Он повернулся боком. «Черт бы побери эти трехместные кровати», — подумала я. Ник был на одной стороне, я — на другой; еще одна диванная подушка простиралась между нами, как участок суши Ледникового периода, разделивший Сибирь и Аляску. Само собой разумеется, я не могла теперь сдвинуться со своего места. И не собиралась делать первый шаг. Я даже не была уверена, хочу ли я вообще совершать какие-либо движения. А если он вдруг набросится на меня, как какой-нибудь четырнадцатилетний пацан на своем первом свидании, или зевнет, как старик, и попытается протянуть ко мне руки, чтобы обнять, ну что же, это будет очень скверно, и я полностью потеряю к нему всяческое уважение. Голова шла кругом от сложностей любовной игры.

Он оставил меня для совершения обходного маневра, встав и выглянув в окно.

— Великолепный отель, — заметил он, прерывая молчание. А затем резко сменил тему: — Думаешь, что французы действительно ненавидят нас, американцев?

— После того что сделали двое из нас за последнюю пару дней, я, пожалуй, не смогу упрекнуть их, — отшутилась я.

— Серьезно, я не понимаю. — Ник вернулся назад к кровати и снова сел — на этот раз на среднюю подушку, очень близко, почти касаясь меня.

«Довольно деликатный», — подумала я, улыбаясь про себя.

— Я люблю Францию с детства, — сообщил он с приливом энтузиазма. — Мама провела здесь свои школьные годы и навсегда стала франкофилом. И эту любовь она передала и мне. В детстве мне нравилось посещать Прованс и Бордо вместе с ней; я полюбил эту культуру, дружелюбие парижан, архитектуру, еду… Но потом, приехав сюда работать, обнаружил, что мои французские коллеги больше времени проводят за перекурами, чем за работой, моя домовладелица — сумасбродная старая летучая мышь, а некоторые из моих соседей стараются устроить так, чтобы меня депортировали. Уверяю тебя: нельзя жить во Франции и оставаться франкофилом.
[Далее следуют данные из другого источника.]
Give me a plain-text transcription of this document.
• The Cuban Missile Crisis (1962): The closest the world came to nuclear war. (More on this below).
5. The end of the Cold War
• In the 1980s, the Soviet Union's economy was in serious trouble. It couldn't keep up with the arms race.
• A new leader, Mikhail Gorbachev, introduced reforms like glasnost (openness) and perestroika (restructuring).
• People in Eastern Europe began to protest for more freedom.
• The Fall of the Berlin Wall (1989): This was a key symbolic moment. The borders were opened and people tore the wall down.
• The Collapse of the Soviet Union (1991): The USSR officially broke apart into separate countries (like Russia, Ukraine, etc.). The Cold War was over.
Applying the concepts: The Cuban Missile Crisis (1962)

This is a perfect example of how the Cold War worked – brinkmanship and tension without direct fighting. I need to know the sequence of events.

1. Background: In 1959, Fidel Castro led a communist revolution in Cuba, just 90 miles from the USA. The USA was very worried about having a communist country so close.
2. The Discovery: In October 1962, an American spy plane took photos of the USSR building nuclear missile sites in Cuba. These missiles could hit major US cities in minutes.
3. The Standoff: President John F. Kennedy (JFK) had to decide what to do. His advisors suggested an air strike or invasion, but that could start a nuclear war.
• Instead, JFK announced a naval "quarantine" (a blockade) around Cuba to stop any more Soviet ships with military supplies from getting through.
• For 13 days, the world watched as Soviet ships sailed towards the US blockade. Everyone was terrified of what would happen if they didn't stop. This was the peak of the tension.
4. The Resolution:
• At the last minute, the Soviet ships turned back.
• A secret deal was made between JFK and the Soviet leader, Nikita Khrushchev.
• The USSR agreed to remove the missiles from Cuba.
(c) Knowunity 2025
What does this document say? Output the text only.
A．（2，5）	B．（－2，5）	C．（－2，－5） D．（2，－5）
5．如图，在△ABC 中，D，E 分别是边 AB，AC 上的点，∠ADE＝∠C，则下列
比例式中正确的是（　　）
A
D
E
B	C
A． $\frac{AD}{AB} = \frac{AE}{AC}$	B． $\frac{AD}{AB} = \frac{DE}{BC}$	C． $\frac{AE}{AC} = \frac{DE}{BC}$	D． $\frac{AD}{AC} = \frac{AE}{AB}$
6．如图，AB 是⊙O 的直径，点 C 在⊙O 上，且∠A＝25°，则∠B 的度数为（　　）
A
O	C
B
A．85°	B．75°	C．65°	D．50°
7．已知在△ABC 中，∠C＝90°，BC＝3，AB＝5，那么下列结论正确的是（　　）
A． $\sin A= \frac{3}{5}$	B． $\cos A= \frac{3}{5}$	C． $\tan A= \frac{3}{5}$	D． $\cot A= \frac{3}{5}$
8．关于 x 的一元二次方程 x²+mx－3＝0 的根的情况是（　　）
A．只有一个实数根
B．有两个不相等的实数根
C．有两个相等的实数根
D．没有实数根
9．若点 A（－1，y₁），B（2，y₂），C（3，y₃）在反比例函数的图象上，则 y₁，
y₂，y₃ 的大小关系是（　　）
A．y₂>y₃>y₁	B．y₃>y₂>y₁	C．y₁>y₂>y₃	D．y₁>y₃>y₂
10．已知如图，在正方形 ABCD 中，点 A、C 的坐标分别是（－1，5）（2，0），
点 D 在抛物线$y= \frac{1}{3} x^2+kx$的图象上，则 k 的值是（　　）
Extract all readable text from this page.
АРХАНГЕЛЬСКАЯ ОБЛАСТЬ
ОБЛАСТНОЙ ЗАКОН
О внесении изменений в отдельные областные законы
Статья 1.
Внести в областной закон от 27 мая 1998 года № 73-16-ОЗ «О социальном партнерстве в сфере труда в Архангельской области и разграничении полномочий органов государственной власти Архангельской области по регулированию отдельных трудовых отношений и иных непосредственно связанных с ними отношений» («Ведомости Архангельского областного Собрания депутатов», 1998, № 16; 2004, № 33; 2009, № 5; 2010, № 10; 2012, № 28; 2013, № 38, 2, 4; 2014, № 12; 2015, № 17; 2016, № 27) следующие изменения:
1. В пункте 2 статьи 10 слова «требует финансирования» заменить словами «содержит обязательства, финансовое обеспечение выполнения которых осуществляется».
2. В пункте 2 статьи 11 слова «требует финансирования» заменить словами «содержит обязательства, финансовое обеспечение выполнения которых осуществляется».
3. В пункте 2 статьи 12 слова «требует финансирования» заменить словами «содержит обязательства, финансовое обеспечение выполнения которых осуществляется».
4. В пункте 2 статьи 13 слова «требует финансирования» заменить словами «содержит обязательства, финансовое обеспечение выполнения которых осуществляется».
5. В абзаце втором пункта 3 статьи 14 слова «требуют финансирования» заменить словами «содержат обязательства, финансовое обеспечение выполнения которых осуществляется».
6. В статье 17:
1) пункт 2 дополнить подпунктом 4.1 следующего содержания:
— Хорошо, я со своей стороны могу утверждать, что ты не можешь быть обозревателем моды и оставаться модофилом. Как, например, продавать пончики и продолжать любить их. Слишком много хорошего. Ты находишься слишком близко, видишь изнанку этой жизни…

— Не говоря уж о собственной изнанке… я имею в виду продажу пончиков.

— Точно! — произнесла я с энтузиазмом — достаточным, чтобы иметь повод извиниться, коснувшись его. Ну и ну!

— Но как насчет мира моды, который заставил тебя конфликтовать со своими чувствами? — спросил он неожиданно серьезно. Уже во второй раз. — Не являются ли модели чересчур больной темой для тебя? Например, не слишком трудно следить за всеми их литературными пристрастиями? Дискуссиями об астрофизике?